Une vision bien représentée par les peintures d’Arno Breker, caractérisées par le culte du corps, l’unité raciale et la force militaire. Il en va de même pour les œuvres d’autres artistes, tels qu’Adolf Ziegler, Adolf Wissel et Hector Erler. Il faudra attendre la fin du Troisième Reich pour voir l’art moderne complètement réhabilité avec la Documenta 1 en 1955, conçue par Arnold Bolde et réunissant 148 artistes, dont Max Ernst, Giacomo Balla, Jean Arp, Otto Dix et Fernard Léger. L’objectif n’était pas tant de présenter l’art produit au XXe siècle que de découvrir les racines de l’art contemporain dans toutes ses dimensions et de ramener en Allemagne l’avant-garde vilipendée et interdite par le régime national-socialiste.

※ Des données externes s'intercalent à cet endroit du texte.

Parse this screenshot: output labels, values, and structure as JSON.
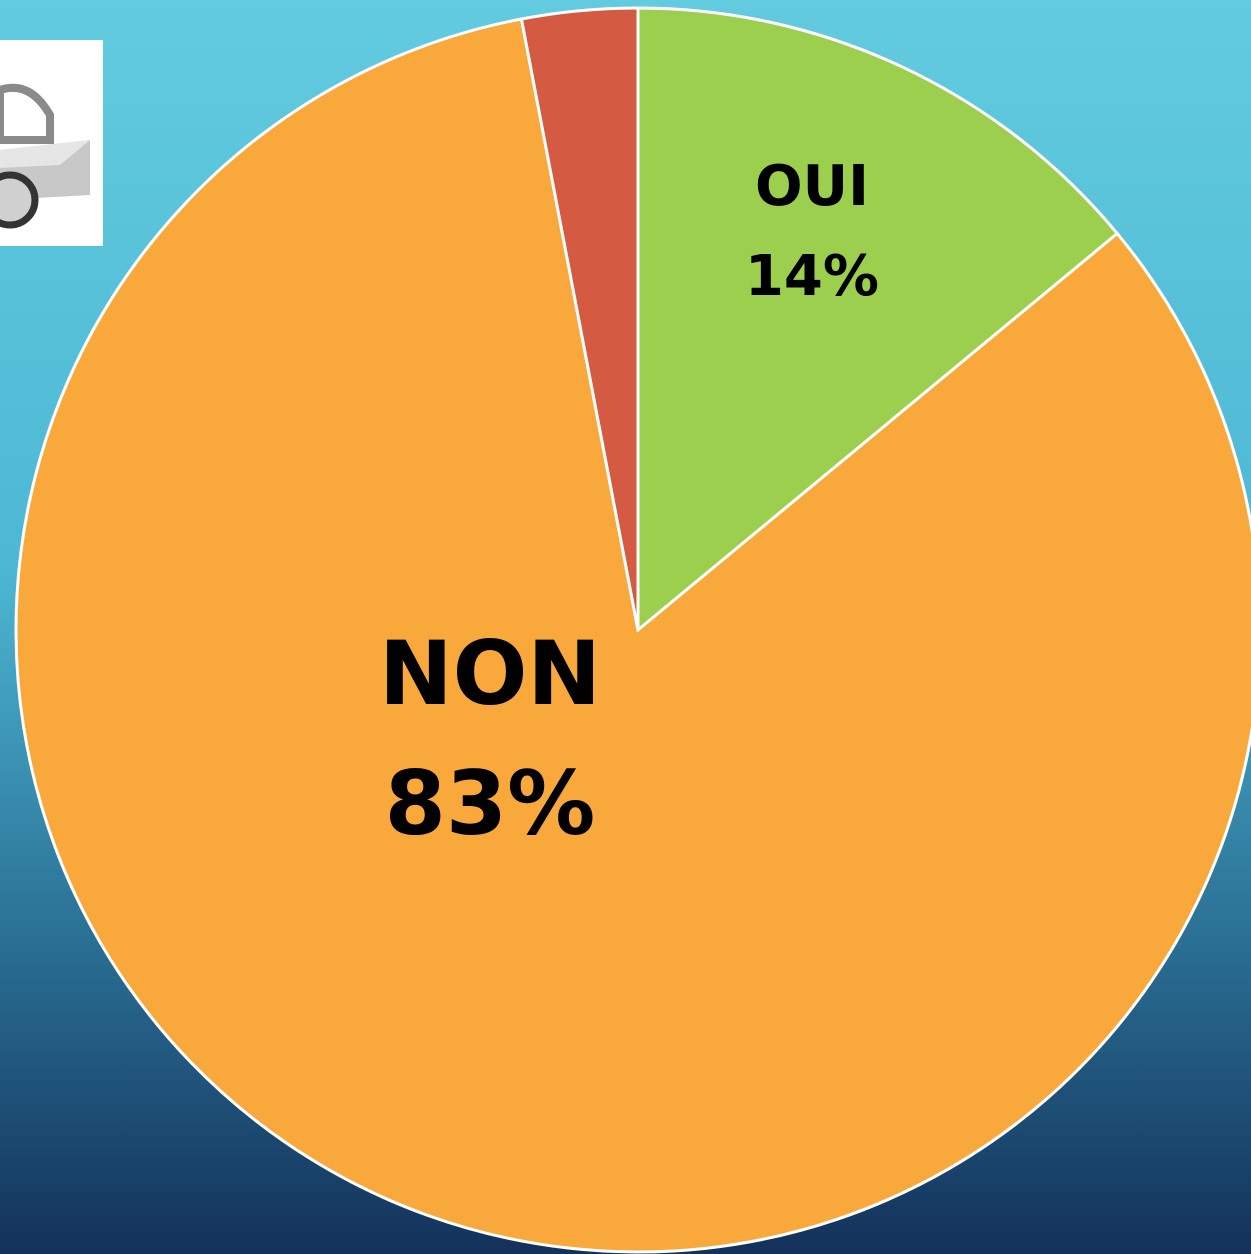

Pour comprendre le climat dans lequel s’est ouverte la Documenta, il faut savoir qu’un mois auparavant, la République fédérale d’Allemagne déclarait sa pleine souveraineté et entrait dans l’OTAN, tandis que les pays du bloc soviétique signaient le Pacte de Varsovie. Avec ses 130.000 visiteurs dans le Museum Fridericianum de Kassel, dévasté par les bombardements de la guerre, la Documenta 1 est devenue le théâtre qui a permis de repenser la structure même du musée et le concept d’exposition, toujours d’actualité et reproposé dans les différentes éditions de la Documenta et les expositions biennales d’art(“Le musée doit introduire les gens dans un monde spécial, dans lequel les œuvres des morts dialoguent avec les regards des vivants, dans une confrontation durable et fructueuse”, Roberto Peregalli).
Entrée de la Documenta 1 au Fridericianum |
Une salle de la Documenta 1 en 1955 |
Avertissement : la traduction en français de l'article original italien a été réalisée à l'aide d'outils automatiques. Nous nous engageons à réviser tous les articles, mais nous ne garantissons pas l'absence totale d'inexactitudes dans la traduction dues au programme. Vous pouvez trouver l'original en cliquant sur le bouton ITA. Si vous trouvez une erreur,veuillez nous contacter.